Wydarzeniem, które w sposób znaczący związało losy naszej rodziny z odbudową Pałacu, była decyzja naszej córki Magdy o organizacji jej wesela w remontowanym obiekcie. Było to karkołomne przedsięwzięcie tym bardziej, że termin został ustalony na rok następny 2010. Od tego czasu prace w Pałacu nabrały tempa. Wiosną 2010 roku rozpoczęto wymianę pokrycia dachowego. We wnętrzu skupiliśmy się na pracach związanych z remontem parteru, a w szczególności sali balowej, bankietowej i herbowej.

Równolegle z remontem obiektu staraliśmy się również dotrzeć do materiałów dotyczących historii Pałacu. I tu okazało się, że jest to równie trudne jak i jego odbudowa. Próbowaliśmy dotrzeć do jakichkolwiek materiałów wiedząc, że rodzinnie Pałac w Bugaju związany jest z historią Pałacu w Dobrzycy. Na szczęście spotkaliśmy na naszej drodze wspaniałego człowieka, który okazał się być historykiem-pasjonatem. Do dzisiaj Pan Kazimierz Balcer dostarcza nam sporo wiedzy na temat rodziny przedwojennych właścicieli. Materiały w postaci zapisanej historii jak i zdjęć są dla nas bardzo cenne ponieważ nie zachowało się żadne archiwum dotyczące Pałacu w Bugaju.

Materiały te pomogły nam również w podjęciu niektórych decyzji podczas remontu wnętrza i elewacji.

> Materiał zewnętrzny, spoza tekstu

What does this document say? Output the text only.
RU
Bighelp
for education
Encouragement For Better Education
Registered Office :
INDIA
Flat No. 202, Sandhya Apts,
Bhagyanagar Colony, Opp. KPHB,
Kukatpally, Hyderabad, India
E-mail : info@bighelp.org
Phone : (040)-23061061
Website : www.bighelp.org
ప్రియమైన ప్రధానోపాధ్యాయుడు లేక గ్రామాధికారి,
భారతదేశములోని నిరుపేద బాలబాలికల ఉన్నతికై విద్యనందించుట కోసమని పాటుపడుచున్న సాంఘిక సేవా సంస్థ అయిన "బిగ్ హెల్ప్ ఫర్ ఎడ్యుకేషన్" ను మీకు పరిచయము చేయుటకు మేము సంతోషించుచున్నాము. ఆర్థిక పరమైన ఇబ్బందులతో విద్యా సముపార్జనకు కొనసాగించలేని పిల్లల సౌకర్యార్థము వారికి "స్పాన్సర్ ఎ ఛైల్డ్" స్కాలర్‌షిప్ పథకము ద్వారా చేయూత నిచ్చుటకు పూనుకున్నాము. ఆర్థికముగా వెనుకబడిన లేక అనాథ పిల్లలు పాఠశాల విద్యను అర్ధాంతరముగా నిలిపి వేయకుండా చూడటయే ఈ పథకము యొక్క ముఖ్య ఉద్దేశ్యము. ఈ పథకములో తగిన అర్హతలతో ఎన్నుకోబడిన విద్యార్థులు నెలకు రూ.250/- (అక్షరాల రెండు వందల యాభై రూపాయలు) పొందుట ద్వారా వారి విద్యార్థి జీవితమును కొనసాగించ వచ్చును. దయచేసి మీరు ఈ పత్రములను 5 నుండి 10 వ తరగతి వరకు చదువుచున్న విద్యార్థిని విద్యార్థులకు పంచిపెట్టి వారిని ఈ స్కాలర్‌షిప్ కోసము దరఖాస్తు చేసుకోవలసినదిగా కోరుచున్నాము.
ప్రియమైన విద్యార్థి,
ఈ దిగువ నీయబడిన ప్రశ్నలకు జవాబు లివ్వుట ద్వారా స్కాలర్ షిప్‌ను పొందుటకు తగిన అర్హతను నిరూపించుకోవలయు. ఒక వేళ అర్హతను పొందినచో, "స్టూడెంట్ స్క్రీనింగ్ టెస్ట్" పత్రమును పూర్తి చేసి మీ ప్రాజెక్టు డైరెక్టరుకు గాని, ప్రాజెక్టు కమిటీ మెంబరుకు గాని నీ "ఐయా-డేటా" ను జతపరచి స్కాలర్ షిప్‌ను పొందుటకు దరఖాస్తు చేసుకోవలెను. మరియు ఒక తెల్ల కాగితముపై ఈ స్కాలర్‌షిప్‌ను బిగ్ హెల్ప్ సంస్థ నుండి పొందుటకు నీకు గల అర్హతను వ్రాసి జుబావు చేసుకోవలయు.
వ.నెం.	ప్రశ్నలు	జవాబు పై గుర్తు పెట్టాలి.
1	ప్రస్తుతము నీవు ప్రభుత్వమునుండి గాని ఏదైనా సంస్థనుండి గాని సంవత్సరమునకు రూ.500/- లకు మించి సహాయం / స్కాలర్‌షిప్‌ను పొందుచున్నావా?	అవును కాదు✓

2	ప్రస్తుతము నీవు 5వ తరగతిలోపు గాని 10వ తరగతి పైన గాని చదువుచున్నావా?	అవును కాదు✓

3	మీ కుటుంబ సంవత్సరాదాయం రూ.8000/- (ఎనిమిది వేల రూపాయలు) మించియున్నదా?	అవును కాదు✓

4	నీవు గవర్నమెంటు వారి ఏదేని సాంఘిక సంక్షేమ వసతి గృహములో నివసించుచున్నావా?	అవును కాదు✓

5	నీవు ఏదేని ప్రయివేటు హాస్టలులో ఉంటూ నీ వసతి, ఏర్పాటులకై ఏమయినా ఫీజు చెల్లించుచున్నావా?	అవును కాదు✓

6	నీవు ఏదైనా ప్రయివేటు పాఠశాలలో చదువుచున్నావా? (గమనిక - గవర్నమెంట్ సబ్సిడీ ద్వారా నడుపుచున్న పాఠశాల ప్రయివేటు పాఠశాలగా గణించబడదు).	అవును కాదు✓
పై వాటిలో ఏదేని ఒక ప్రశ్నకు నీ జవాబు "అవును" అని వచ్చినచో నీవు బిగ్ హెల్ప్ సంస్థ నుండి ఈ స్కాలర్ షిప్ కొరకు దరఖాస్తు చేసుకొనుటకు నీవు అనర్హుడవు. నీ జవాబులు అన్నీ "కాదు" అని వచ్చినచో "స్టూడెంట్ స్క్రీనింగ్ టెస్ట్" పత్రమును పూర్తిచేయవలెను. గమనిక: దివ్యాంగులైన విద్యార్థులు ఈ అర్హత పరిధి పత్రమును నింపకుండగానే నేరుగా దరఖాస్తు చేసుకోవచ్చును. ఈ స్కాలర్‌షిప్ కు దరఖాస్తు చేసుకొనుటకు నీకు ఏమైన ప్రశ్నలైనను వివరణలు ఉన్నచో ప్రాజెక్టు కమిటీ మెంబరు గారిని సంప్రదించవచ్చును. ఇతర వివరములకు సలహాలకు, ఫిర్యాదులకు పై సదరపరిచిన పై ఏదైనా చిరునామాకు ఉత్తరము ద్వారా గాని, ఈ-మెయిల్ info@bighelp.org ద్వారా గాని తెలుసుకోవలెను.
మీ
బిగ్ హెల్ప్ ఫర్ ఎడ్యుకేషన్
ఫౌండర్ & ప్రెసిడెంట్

Rok 2011 okazał się być rokiem przełomowym jeśli chodzi o wygląd zewnętrzny Pałacu. Pojawiła się nowa dachówka. Dach otrzymał nowy wyraz dzięki lukarnom doświetlającym nieużytkowe poddasze. Nad salą balową pojawiła się konstrukcja kopuły doświetlona lunetami. Ruszyły prace związane z renowacją elewacji.

Powyższe prace trwały z małymi przerwami aż do lata 2012 roku. Wnętrze pałacu wzbogaciło się o nowe parkiety. W salach, bankietowej i herbowej zostały wykonane parkiety dębowe na wzór, który obowiązywał w tym czasie w obiektach klasycystycznych. W sali balowej został wykonany parkiet dębowo-jesionowy w formie róży wiatrów. Dopełnieniem klasycznej formy sali balowej było wykonanie sztukaterii w postaci pilastrów zwieńczonych głowicami kompozytowymi. Na wzór posłużyły istniejące kolumny zwieńczające wejście główne.

Ta krótka historia odbudowy Pałacu w Bugaju na pewno nie odda tego wszystkiego co działo się z nami i naszą rodziną w ciągu tych czterech lat. Siłą rzeczy nie jesteśmy w stanie opisać wielu ciekawych spotkań z osobami, które mniej lub bardziej przypadkowo znalazły się w Bugaju. Wiele zdarzeń, które miały tu miejsce nie były by naszym udziałem gdybyśmy nie podjęli tego wyzwania kilka lat wcześniej.

Myślę, że i nam to miejsce nie było by znane. A jednak o Bugaju i jego mieszkańcach coraz częściej mówimy z ciepłem i sympatią. Myślę, że z wzajemnością.